Inéditos

Un escritor joven que dirige una revista me pide un poema inédito para publicarlo. En principio, claro está que agradezco la demanda; me halaga que quiera incluirme entre sus colaboradores porque veo en ello un gesto de respeto o al menos de reconocimiento a mi trabajo –aunque quizás se trate sólo de la pura trayectoria del nombre en la baraja abundante de los variados prestigios de quienes escribimos-. La dificultad empieza cuando especifica que quiere algo inédito. Yo no sé para los demás, para mí los poemas inéditos suelen ser material inconcluso; me pertenecen, puedo hacer con ellos lo que quiera: modificarlos, destruirlos, disfrazarlos, ponerles moñitos, emparentarlos entre sí, mutilarlos o emparejarlos con objeto de ver si se reproducen. Hay temporadas –pocas en la vida, por desgracia- en que tengo muchos inéditos a la mano, hasta que algún azar produce la posibilidad de publicar un libro. Entonces vuelvo a establecer el diálogo con todos mis inéditos, buscando, como el general ante sus hombres, que todos se imbuyan del valor y el coraje que se necesita para entrar en la batalla, conciente de que una vez publicados ya no me pertenecen a mí sino a sí mismos ante su destino.
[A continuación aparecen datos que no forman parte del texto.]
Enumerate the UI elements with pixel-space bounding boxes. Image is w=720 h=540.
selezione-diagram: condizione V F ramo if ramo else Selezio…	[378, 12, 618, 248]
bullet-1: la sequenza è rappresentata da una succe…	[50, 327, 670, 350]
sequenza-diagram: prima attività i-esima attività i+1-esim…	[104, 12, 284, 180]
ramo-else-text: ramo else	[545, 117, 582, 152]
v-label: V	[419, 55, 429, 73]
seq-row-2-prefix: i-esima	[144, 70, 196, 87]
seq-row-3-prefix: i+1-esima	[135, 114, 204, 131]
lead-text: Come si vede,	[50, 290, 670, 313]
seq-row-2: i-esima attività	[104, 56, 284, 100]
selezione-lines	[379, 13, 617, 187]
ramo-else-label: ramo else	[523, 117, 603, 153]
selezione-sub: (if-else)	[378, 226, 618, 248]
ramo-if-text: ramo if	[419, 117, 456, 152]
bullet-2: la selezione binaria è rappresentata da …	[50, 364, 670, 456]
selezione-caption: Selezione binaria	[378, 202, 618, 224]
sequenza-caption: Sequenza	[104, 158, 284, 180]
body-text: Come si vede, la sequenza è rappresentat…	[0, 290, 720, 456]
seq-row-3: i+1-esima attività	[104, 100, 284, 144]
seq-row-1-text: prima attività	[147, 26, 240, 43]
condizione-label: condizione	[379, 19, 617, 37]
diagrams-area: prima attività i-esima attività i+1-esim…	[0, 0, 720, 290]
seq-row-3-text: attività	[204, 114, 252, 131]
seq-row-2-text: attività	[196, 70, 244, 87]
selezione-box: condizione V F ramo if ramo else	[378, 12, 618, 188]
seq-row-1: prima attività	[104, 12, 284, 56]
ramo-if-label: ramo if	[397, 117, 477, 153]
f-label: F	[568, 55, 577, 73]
Pero ante la petición de inéditos tengo otra respuesta oculta: ¿y si le doy un poema de alguno de mis libros que se agotaron hace quince o veinte años? O hasta de libros más recientes. Las ediciones suelen ser de mil ejemplares y suponiendo que se hayan agotado, quienes los han leído son necesariamente unos cuántos, casi los mismos a quienes se los pude haber leído en persona en diferentes reuniones. Así que a menos que sea un fan o que tenga una memoria privilegiada, es difícil que sepa que ya el poema fue publicado en tal o cual ocasión. No sería propiamente un engaño sino una manera de interpretar su petición, porque, excepto aquellos poemas que disfrutan del privilegio de quedarse en la memoria de sus lectores, se puede decir en esta época de la reproducción inmediata de la información que son inéditos: no los conoce nadie. Y uno también tiene que trabajar por cada uno de sus productos.

Aquellos que ya están escritos en la memoria de alguien tienen la posibilidad de ser transmitidos, hasta por vía oral, a próximas generaciones, esos son los que se puede decir que se han salvado, que han cumplido su destino y que por ellos vale la pena haber vivido y haberse dejado elegir sumisamente por el oficio de poeta, pero los que no han tenido la suerte de encontrar su media naranja: aquel o aquella a quienes les revele un movimiento, un gesto cualquiera de su propia alma, de su personal manera de ser, que les ayude a guardar una peculiar experiencia; esos, digo, se puede decir que permanecen inéditos, vírgenes, que están allí con su carga inutilizada esperando el momento en que surja ese roto para ese descosido –cosa que bien puede ocurrir dentro de cien o doscientos años- o que la paja de que están hechos se pudra, empiece a oler mal y aparezca algún intendente que los ponga, como bien se lo merecen, en la basura.